In the context of image charges. Let say I have a very large grounded/earthed plate. If initially the total charge on the plate is 0 then we place a positive point charge, $Q$ just above its surface (at its centre). If the plate was not grounded/earthed then I know we would get a surface charge of $-Q$ on the top plane of the plate with the positive charge $Q$ distributed on the lower side of the plate so that the net charge on the plate remains $0$. But in the case of the grounded plate can we still say that the net charge on the plate is $0$? Or are charges allowed to move to and from ground?
My attempt at an answer: I don't think this is the case since grounding only defines the potential of the plate to be $0$. There is no closed circuit for electrons to flow to or from ground and therefore the net charge of the plate remains $0$.
Best Answer
There's more. An ideal ground can supply / absorb an arbitrary amount of charge while remaining at zero potential.

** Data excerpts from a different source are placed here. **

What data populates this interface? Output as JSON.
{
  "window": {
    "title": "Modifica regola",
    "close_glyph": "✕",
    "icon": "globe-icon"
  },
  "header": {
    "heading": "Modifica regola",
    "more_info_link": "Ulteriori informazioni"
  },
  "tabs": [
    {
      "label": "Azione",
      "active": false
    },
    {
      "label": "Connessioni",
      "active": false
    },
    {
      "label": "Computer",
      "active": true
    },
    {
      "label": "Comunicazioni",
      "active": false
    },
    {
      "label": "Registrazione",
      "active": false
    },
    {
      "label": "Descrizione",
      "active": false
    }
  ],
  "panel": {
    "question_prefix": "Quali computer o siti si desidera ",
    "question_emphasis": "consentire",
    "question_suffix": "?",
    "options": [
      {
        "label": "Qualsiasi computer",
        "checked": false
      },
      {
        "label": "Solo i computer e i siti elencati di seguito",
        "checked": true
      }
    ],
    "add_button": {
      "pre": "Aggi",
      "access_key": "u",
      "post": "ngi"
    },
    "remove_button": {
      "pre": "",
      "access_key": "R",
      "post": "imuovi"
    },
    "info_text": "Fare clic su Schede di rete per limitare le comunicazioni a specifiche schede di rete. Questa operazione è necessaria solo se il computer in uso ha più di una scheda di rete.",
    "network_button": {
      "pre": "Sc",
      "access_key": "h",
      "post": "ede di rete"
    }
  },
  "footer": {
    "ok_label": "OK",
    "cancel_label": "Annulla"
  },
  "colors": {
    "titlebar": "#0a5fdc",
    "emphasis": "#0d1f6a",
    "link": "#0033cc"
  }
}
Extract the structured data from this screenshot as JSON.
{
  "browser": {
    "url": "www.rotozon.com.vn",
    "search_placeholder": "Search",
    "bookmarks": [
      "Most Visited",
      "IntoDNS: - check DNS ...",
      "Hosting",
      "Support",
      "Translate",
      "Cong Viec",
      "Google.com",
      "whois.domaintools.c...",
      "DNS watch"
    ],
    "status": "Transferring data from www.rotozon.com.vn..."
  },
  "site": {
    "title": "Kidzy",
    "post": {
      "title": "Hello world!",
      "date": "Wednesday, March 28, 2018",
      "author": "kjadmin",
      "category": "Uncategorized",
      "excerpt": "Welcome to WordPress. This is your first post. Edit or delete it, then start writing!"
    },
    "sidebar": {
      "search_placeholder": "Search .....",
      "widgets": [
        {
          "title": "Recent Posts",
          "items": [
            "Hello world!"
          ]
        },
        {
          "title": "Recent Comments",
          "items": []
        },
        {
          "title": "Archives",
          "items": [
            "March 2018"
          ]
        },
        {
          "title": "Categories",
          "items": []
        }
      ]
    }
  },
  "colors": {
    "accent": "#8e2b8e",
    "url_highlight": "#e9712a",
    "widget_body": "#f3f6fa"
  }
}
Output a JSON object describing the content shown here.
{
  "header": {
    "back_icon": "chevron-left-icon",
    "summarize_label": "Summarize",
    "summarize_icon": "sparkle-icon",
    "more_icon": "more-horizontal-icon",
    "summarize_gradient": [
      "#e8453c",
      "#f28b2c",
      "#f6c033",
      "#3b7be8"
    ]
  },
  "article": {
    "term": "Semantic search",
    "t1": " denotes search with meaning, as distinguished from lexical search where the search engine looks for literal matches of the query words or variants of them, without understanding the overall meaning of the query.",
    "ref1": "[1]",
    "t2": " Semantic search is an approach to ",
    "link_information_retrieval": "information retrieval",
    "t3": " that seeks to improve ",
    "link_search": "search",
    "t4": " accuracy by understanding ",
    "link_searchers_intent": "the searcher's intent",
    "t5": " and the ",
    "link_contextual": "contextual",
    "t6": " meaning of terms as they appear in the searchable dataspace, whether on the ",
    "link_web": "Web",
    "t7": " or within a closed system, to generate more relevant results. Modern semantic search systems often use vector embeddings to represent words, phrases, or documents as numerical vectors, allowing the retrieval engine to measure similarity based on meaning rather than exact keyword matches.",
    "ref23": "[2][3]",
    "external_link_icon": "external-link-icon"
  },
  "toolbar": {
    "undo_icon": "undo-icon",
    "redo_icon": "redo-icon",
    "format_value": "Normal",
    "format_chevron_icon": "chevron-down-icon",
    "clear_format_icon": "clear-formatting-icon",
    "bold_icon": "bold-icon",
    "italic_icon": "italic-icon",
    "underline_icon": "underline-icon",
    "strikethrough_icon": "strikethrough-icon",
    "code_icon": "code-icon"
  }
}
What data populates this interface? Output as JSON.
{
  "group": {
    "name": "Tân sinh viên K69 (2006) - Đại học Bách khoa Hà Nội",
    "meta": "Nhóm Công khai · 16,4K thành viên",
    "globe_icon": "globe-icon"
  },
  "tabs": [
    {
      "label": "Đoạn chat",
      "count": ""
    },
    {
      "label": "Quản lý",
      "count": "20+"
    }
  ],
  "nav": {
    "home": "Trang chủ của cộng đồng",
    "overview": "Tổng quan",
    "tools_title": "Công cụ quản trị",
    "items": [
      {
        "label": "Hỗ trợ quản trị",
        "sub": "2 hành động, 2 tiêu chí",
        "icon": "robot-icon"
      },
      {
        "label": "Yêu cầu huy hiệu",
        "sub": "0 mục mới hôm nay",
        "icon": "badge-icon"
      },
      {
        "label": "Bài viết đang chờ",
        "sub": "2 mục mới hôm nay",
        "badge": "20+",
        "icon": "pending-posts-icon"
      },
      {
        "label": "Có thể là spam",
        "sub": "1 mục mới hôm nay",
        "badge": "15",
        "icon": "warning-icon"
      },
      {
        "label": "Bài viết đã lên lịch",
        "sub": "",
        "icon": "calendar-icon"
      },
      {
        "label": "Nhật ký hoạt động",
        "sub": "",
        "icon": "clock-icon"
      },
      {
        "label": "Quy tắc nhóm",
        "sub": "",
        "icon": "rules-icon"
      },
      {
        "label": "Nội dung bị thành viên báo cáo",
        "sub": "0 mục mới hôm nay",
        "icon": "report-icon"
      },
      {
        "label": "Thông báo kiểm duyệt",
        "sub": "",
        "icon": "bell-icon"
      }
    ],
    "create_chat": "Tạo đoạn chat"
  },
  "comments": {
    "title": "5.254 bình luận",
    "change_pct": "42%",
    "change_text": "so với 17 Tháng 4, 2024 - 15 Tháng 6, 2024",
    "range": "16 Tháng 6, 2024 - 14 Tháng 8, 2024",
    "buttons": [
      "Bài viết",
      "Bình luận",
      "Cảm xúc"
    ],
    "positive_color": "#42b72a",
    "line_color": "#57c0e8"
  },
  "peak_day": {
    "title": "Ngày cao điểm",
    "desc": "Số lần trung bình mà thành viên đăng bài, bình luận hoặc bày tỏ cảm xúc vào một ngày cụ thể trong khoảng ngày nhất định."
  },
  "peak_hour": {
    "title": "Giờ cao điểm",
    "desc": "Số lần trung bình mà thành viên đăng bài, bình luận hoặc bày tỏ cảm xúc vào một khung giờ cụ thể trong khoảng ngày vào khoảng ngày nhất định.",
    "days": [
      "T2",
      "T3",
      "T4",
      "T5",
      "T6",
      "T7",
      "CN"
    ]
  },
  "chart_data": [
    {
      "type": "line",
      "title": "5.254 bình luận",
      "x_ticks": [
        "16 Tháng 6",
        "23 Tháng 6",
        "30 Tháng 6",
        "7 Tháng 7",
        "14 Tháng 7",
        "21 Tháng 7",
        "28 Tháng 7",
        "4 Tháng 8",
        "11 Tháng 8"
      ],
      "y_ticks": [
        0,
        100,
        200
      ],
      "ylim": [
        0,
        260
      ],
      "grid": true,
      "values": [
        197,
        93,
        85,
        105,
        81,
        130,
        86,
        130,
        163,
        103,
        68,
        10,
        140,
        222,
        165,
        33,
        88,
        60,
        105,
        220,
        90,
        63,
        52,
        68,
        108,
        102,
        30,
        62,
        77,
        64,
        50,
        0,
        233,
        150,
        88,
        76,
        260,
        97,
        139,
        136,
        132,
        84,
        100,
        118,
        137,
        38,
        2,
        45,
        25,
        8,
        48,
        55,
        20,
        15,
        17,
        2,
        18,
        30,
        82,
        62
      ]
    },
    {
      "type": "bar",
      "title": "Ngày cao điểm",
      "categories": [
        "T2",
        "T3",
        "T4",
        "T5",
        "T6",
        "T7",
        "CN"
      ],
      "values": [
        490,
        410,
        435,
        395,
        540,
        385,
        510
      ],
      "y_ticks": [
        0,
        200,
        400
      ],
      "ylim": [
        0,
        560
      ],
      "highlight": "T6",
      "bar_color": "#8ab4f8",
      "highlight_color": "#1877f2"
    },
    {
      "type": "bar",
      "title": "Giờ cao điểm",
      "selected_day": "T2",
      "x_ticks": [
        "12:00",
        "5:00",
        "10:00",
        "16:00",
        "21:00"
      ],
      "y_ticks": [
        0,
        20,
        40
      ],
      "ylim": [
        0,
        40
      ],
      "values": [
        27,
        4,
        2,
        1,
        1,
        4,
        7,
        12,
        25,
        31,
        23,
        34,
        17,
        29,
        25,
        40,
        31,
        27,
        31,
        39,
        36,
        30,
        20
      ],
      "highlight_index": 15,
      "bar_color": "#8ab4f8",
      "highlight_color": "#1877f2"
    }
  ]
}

"A grounded conductor is a special type of equipotential: infinite amounts of electrical charge (± Q) can flow from / to ground to / from the conducting surface so as to maintain electrostatic potential V = 0 (Volts) at all times."
If your conducting plane is connected to an ideal ground, the plane can have zero potential and have net electric charge.
One doesn't need a closed path for electrons to flow except in the context of electric circuits. Electrons flow back and forth along, e.g., a long wire antenna and there is no closed path.
At any rate, for the problem of a large (effectively infinite) grounded conducting plane, if there is a charge $Q$ above the plane, there is net electric charge $-Q$ induced on the plane. See, for example, section 3.2.2 of Griffiths "Introduction to Electrodynamics", 4th edition.